Friday, April 27, 2012

Sensory engagement in the teaching environment - guest post

Promethean World
Sensory engagement in the teaching environment

Post contributed by Charlotte Watson for Promethean World.  Charlotte is a regular contributor to numerous educational sites. She specializes in student response systems as well as interactive whiteboard technologies.

Learning difficulties run in the family, so when my sisters and I were just children my mum made sure we were tested by the Dyslexia Institute. The tests quickly showed that my two sisters had severe dyslexia (a learning difficulty that creates difficulty with reading comprehension, spelling and short-term memory) and I was referred for further testing, eventually finding out I had a mild form of dyspraxia (a neurological disorder that can cause issues with co-ordination and motor functions).

My mum has suffered with her dyslexia and dyscalculia (difficulty with mathematical equations) all throughout her life and when she was in school she was just told she was slow, so she did everything she could to ensure we were given the help we needed in school.

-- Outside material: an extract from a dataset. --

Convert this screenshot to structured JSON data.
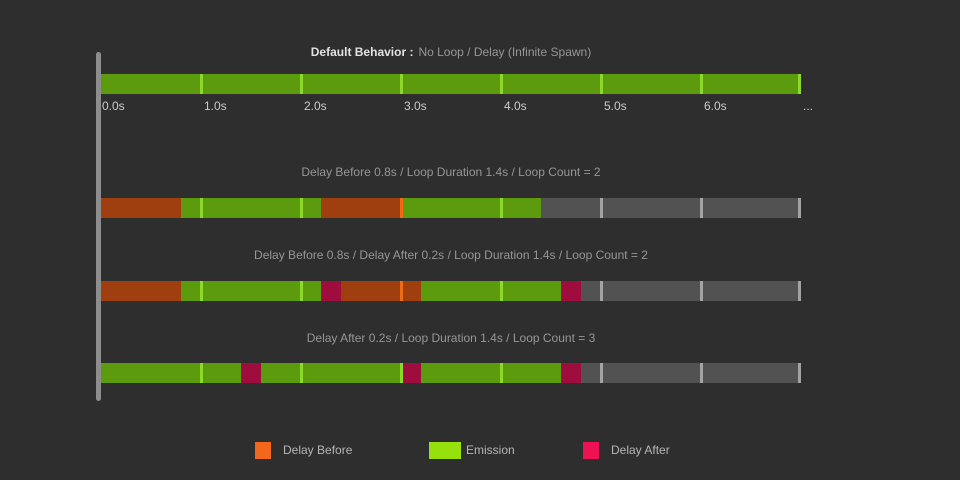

The help was pretty poor (learning and motor difficulties were still looked on with a bit of a cynical eye back then), but I like to think we did alright. Luckily, the issue of dyslexia is properly addressed in schools nowadays – my nephew also has it and he’s being given the help he needs to receive as good an education as all of the other children in his class.

In terms of teaching dyslexic children, the main issue is that a dyslexic’s auditory and visual senses may be impaired, which means they’ll have trouble reading information from a board and listening to what the teacher says. I can’t count the number of times my sisters came home from school in tears because they just couldn’t understand what was going on in class.

By using a multi-sensory teaching method in schools, teachers can now tackle this issue. Multi-sensory learning is good for non-dyslexics as well, as it can help children to utilise all of their senses. However, it’s especially effective with dyslexics that have issues with visual tracking and auditory short-term memory.

The main methods of multi-sensory teaching are broken down into Visual, Auditory and Kinaesthetic, or VAK. Many studies have shown that combining these three senses make children much more likely to take information in. Utilising this triple-pronged approach to teaching ensures that every child in the class is able to understand what’s going on.

Much like any other child, children with learning difficulties often have a need to feel engaged with, otherwise the information won’t be absorbed properly. If a child doesn’t find the topic interesting, they’ll generally stop listening. Using tactile, auditory and visual information in class will make sure a child’s concentration is drawn back to the teacher and the subject matter again and again, and it also makes learning fun for everyone in the class.